Алексей Сергеевич пожал плечами:

— К чему? И так все ясно.

— Надо бы кровь посмотреть, позондировать, ну и всякое там…

— А! — Алексей Сергеевич махнул рукой. — Все это в моем случае бесполезно и ненужно.

— Думаешь… — начал Павлищев Вдруг оборвал себя, прислушался. Маленькие глаза его просветлели. — Внучка у меня гостит, Алькина дочь. Такая девка смешная. Завела себе привычку — поет во сне. Слышишь?

Алексей Сергеевич послушал.

— Ничего не слышу.

— Ты всегда был тугоухий. Девка — прелесть, вся в меня.

Алексей Сергеевич засмеялся:

— От скромности не умрешь.

— Нет, правда, — продолжал Павлищев. — Можешь себе представить, трех лет еще нет, а уже, такая-разэтакая, спрашивает: «Деда, почему ты не космонавт? Боишься? Или не берут?»

— Алька, наверное, еще красивее стала? — спросил Алексей Сергеевич. — Я ее давно не видел.

— Красавица, — убежденно произнес Павлищев.

У Павлищева было трое детей от первой жены, двое от второй.

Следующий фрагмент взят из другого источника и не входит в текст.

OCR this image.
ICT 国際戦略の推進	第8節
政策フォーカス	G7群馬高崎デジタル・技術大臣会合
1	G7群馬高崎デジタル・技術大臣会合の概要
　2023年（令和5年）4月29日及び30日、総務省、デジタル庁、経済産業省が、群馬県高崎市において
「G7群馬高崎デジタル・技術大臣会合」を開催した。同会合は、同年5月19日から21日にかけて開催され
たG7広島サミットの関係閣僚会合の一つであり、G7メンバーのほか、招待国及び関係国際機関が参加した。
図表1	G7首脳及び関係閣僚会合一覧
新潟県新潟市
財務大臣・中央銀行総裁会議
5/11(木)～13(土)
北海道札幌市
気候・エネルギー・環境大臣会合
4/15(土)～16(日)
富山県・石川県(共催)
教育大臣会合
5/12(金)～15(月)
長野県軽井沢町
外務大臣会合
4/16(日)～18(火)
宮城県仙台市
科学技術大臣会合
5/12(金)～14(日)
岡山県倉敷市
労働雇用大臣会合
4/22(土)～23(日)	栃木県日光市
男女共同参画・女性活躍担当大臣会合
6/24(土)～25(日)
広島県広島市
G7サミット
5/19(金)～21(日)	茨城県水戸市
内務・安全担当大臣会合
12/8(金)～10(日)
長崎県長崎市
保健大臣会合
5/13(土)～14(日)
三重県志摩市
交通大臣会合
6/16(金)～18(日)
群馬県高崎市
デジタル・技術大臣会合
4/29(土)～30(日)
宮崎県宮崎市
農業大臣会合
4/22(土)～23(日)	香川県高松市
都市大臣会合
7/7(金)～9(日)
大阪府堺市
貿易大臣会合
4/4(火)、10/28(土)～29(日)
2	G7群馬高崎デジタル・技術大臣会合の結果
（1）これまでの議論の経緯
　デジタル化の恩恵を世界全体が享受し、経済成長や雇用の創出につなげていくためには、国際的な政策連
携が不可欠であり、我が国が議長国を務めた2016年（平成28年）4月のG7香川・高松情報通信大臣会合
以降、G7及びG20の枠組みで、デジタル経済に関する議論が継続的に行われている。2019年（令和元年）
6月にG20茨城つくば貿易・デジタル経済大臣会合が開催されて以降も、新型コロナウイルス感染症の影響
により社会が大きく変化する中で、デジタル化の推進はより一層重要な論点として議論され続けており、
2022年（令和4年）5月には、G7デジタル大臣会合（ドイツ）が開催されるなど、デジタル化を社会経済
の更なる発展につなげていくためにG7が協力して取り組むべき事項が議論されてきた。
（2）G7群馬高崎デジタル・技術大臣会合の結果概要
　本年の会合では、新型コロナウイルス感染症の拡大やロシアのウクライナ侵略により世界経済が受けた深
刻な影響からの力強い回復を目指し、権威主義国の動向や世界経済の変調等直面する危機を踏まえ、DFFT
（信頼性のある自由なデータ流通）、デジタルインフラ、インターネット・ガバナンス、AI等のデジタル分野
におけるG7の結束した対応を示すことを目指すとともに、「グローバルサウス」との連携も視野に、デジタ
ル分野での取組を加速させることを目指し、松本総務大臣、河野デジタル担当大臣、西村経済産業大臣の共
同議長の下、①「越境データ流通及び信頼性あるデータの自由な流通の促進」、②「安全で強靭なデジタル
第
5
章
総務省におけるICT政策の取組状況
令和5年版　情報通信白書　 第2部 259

Старшая, Алевтина, была его любимицей. Она жила с мужем в Норильске и раз в три года приезжала всей семьей погостить к отцу.

Улыбка медленно гасла в глазах Павлищева. Постукивая карандашом, он спросил уже другим тоном:

— Резаться будешь?

— Нет, — сказал Алексей Сергеевич. — Поздно.

— Да, похоже, — согласился Павлищев. — Я бы тоже не стал. — Вынул из тумбочки стола начатую бутылку коньяку, две рюмки.

— От своей мадамы прячу. Она мне не разрешает.

— Суровая дама, — заметил Алексей Сергеевич.

— Не говори, но я все равно хитрее ее.

Павлищев наполнил рюмки, негромко ахнул и опрокинул коньяк в рот. Щеки его раскраснелись еще сильнее, лоб блестел, словно лакированный.

— А тебя, Петро, ни один черт не возьмет, — искренне любуясь им, сказал Алексей Сергеевич.

Павлищев, как бы стесняясь своей силы, неизбывного здоровья, слегка наклонил голову.

— Все до поры до времени, Алешка.

— Знаю.

— А коль знаешь, давай еще по одной!

Он налил коньяку себе, долил Алексею Сергеевичу и так же быстро, одним махом, выпил до дна.

Алексей Сергеевич отхлебнул немного, отставил рюмку.

— Почему не пьешь? — спросил Павлищев.

— Чересчур для меня крепкий. — Алексею Сергеевичу не хотелось признаться, что его слегка подташнивает, а от глотка коньяку тошнит еще сильнее.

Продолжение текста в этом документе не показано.